Re: escaping % in RDF URI references from Peter F. Patel-Schneider on 2003-09-22 (www-rdf-comments@w3.org from July to September 2003)

From: Peter F. Patel-Schneider <pfps@research.bell-labs.com>
Date: Mon, 22 Sep 2003 11:50:36 -0400 (EDT)
To: jjc@hpl.hp.com
Cc: www-rdf-comments@w3.org
Message-Id: <20030922.115036.103013799.pfps@research.bell-labs.com>
From: Jeremy Carroll <jjc@hpl.hp.com>
Subject: Re: escaping % in RDF URI references
Date: Mon, 22 Sep 2003 16:12:04 +0300

> 
> Hi Peter,
> 
> the changes referred to in this message are visible in the latest RDF Concepts 
> editors draft:
> 
> http://www.w3.org/2001/sw/RDFCore/TR/WD-rdf-concepts-20030117/
> 
> (Which also includes the changes concerning NFC).
> 
> Thanks for your comments concerning RDF URI References.
> http://lists.w3.org/Archives/Public/www-rdf-comments/2003JulSep/0316
> 
> As always your detailed criticism is valuable and has led to changes which the 
> WG hope are improvements.
> 
> Dealing with the PS first:
> 
> [[
> PS:  It appears to me that the translation in RDF Concepts is different
> from the translation in Namespaces in XML 1.1.  In particular, RDF concepts
> allows control characters whereas Namespaces in XML 1.1 does not.
> ]]
> 
> This was a mistake and has been rectified (see below for detail).
> 
> Concerning the main thrust,
> [[
> The wording in the ``Namespaces in XML 1.1'' document is *much*
> preferable.  It lays out the intent, gives reasons why the intent cannot
> be specified with just a pointer, provides a temporary solution, and
> finally gives a way towards a permanent solution. 
> ]]
> 
> We asked the IRI editor for his opinion, he said:
> http://lists.w3.org/Archives/Public/w3c-rdfcore-wg/2003Sep/0162
> [[
> As for the texts, I think both of them have advantages and
> disadvantages. The best thing is to hurry up with the IRI
> spec and remove these problems.
> ]]
> after which the WG was not inclined to make a large editorial change. The 
> current text has received a number of reviews already.
> 
> We however more positively considered your statement:
> [[
> It lays out the intent, gives reasons why the intent cannot
> be specified with just a pointer, provides a temporary solution, and
> finally gives a way towards a permanent solution.
> ]]
> and felt that we should at least refer to the IRI draft. The RDF Core WG is 
> however reluctant to try and predict the future,. so our wording was less 
> assertive than that in XML Namespaces 1.1
> 
> So, we added:
> - an informative reference to IRI draft
> - the following note concerning the IRI draft
> [[
> Note: this section anticipates an RFC on Internationalized Resource 
> Identifiers. Implementations may issue warnings concerning the use
> of RDF URI References that do not conform with [IRI draft] or its 
> successors.
> ]]
> and made the following change concerning control characters:
> 
> ***
> Replace:
> [[
> A URI reference within an RDF graph (an RDF URI reference) is a Unicode string 
> [UNICODE] that would produce a valid URI ...
> ]]
> 
> with
> [[
> A URI reference within an RDF graph (an RDF URI reference) is a Unicode string 
> [UNICODE] that 
> + does not contain any control characters ( #x00 - #x1F, #x7F-#x9F)
> + and would produce a valid URI ...
> ]]
> ***
> 
> Please reply indicating whether these changes acceptably address your comment, 
> with a copy to www-rdf-comments@w3.org.
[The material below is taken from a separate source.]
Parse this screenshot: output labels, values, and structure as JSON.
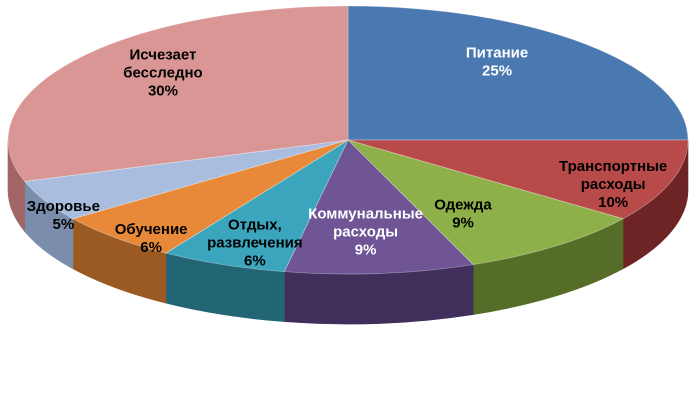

I find the relevant section of RDF Concepts continues to be almost
impossible to understand.  I just spend yet another 15 minutes trying to
understand it, and have come to the tentative conclusion that the section
is now consistent with XML Namespaces, but inconsistent with the IRI
draft.   The divergence has to do with the treatment of the space
character, which it appears to me is allowed in XML Namespaces but not in
the IRI draft.  This means that the third note in the section is not
correct.  

> Jeremy
> 
> PS The IRI draft 04 diverges from the XML Namespaces text, it contains the 
> following note:
> 
> [[
>    Note: Earlier drafts of this specification allowed the space
>    character and various delimiters in IRIs and IRI references.  The
>    full list of these characters was: "<", ">", '"', Space, "{", "}",
>    "|", "\", "^", and "`", i.e.  all printable characters in US-ASCII
>    that are not allowed in URIs.  For backwards compatibility,
>    implementations MAY also include these characters in step 3) above.
>    If such characters are found but are not converted, then the
>    conversion SHOULD fail.  Please note that the number sign ("#"), the
>    percent sign ("%"), and the square bracket characters ("[", "]") are
>    not part of the above list, and MUST not be converted.  Protocols and
>    formats that have used earlier definitions of IRIs including these
>    characters MAY require unescaping of these characters as a
>    preprocessing step to extract the actual IRI from a given field.
>    Such preprocessing MAY also be used by applications allowing the user
>    to enter an IRI.
> ]]

I continue to find the wording in XML Namespaces to be much better than the
working in RDF Concepts.

peter
Received on Monday, 22 September 2003 11:52:25 UTC